Since the contract was mentioned - After months of cancelling meetings to negotiate the amendable 2016 contract, management offered the MEC a four year, mostly status quo offer with 2.5% YoY raises in early 2021. Management representatives boasted of a line around the block of applicants from legacies and no prospects for pilot hiring elsewhere to justify the lack of improvements. Our MEC hard-sold the contract to the pilot group as well, adopting the same narrative. The contract passed by about a three percent margin, roughly one week before it became public knowledge that all airline managers accepting COVID relief money were doing so under the condition that there be no reduction in workforce, and there was no disastrous wave of furloughs on the horizon. The MEC spent almost two years from that day making broad gestures toward LOAs and "mid-contract talks," to which management has consistently responded with clear derision, explaining as one would to a child that a contract is a legally-binding document. The official word from all parties now (as it should have been before the TA was voted on) is that the contract is the law of the land, and nobody working here should expect better. The contract becomes amendable in 2025.

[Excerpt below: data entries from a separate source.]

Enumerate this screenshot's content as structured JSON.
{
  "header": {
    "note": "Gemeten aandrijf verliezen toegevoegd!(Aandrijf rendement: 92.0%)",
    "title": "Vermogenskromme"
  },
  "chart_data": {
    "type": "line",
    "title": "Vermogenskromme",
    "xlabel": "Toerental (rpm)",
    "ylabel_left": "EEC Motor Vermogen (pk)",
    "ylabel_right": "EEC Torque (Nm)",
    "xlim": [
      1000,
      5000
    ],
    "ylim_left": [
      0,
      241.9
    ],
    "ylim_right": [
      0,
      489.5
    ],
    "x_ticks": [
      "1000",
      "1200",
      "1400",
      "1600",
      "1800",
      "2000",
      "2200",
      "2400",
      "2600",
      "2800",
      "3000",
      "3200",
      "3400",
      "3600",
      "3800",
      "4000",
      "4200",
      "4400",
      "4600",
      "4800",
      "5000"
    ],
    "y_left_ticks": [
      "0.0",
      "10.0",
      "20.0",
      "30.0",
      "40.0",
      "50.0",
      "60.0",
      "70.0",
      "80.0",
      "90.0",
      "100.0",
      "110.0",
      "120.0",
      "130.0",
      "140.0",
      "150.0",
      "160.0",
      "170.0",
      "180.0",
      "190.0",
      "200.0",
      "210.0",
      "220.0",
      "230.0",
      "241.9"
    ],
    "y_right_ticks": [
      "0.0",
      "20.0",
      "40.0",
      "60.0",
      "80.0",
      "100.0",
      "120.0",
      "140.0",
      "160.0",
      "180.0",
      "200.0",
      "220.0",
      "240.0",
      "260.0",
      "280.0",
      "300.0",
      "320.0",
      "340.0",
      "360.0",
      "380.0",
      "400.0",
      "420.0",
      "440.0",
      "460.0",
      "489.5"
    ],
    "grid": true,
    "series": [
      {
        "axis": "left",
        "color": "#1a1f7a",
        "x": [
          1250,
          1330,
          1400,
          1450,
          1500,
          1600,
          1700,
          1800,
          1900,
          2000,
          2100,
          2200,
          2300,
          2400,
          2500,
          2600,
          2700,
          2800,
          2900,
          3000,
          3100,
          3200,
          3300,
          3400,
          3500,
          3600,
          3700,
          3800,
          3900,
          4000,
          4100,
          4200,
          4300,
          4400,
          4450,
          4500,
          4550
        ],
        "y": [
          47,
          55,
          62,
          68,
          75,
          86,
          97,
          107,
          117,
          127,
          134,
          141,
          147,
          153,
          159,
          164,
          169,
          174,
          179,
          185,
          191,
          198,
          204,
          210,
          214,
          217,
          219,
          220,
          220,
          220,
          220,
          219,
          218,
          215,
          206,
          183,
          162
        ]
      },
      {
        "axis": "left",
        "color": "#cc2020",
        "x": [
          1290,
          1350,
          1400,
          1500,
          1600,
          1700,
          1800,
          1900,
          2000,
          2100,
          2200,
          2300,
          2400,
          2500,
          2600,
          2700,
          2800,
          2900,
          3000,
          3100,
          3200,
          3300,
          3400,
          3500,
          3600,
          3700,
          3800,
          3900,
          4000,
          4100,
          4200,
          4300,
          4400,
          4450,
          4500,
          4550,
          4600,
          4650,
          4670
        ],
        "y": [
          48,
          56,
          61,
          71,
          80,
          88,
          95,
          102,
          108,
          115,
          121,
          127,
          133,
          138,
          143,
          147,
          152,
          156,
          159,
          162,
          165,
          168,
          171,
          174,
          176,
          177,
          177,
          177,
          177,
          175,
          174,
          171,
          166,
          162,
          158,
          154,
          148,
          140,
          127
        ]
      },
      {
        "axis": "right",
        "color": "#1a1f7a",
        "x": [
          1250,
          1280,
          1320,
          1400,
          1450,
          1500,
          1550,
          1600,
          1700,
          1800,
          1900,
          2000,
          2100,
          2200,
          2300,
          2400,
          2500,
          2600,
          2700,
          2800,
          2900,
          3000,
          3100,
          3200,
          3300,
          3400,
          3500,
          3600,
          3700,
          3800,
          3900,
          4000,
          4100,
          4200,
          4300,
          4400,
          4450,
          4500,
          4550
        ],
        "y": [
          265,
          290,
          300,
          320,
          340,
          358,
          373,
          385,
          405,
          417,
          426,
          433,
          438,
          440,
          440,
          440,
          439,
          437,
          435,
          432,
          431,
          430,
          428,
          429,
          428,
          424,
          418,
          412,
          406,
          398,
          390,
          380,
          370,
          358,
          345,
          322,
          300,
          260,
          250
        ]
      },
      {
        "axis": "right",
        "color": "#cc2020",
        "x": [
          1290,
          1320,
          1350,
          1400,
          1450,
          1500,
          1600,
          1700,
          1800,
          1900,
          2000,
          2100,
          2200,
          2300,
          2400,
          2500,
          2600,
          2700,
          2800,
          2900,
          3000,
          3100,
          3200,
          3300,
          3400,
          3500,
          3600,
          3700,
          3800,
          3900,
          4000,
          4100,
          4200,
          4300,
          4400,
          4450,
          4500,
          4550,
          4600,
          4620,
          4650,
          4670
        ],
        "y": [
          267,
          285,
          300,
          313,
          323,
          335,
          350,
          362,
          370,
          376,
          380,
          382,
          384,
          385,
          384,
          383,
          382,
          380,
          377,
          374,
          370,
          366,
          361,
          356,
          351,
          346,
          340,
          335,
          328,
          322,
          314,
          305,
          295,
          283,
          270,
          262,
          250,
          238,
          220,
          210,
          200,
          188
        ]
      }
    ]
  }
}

Yes, all of us pilots on property right now bear some responsibility for the state of our contract - either for voting it in, for failing to mount a successful argument against it, or for voluntarily coming to work under it. Some quick cocktail-napkin math shows that a little less than 60% of the current pilot list has a hire date that made them eligible to vote for this contract, and less than half of that 60% were "yes" voters - as another poster said, turnout was not impressive. Anyone looking to come here needs to know it's a contentious, unreliable workplace with limited prospects for improvement, but the classes are still often filled with people who are under the impression that it's been all campfire singalongs since 2016. Solid blocks of days in a row, >16 day lines, and productive schedules while "on" are all things that have helped make Kalitta a reasonable place to work at one time or another, but none of those things are protected in our contract in any way. They come and go at the discretion of our management, and our labor group has had no success securing them as contractual points that an employee can count on. People considering Kalitta as an option in this hiring environment should be aware of the distinction, and not make life-changing decisions based on outdated gouge and empty promises from recruiting headhunters.
Son this hiring environment, why haven’t you moved on?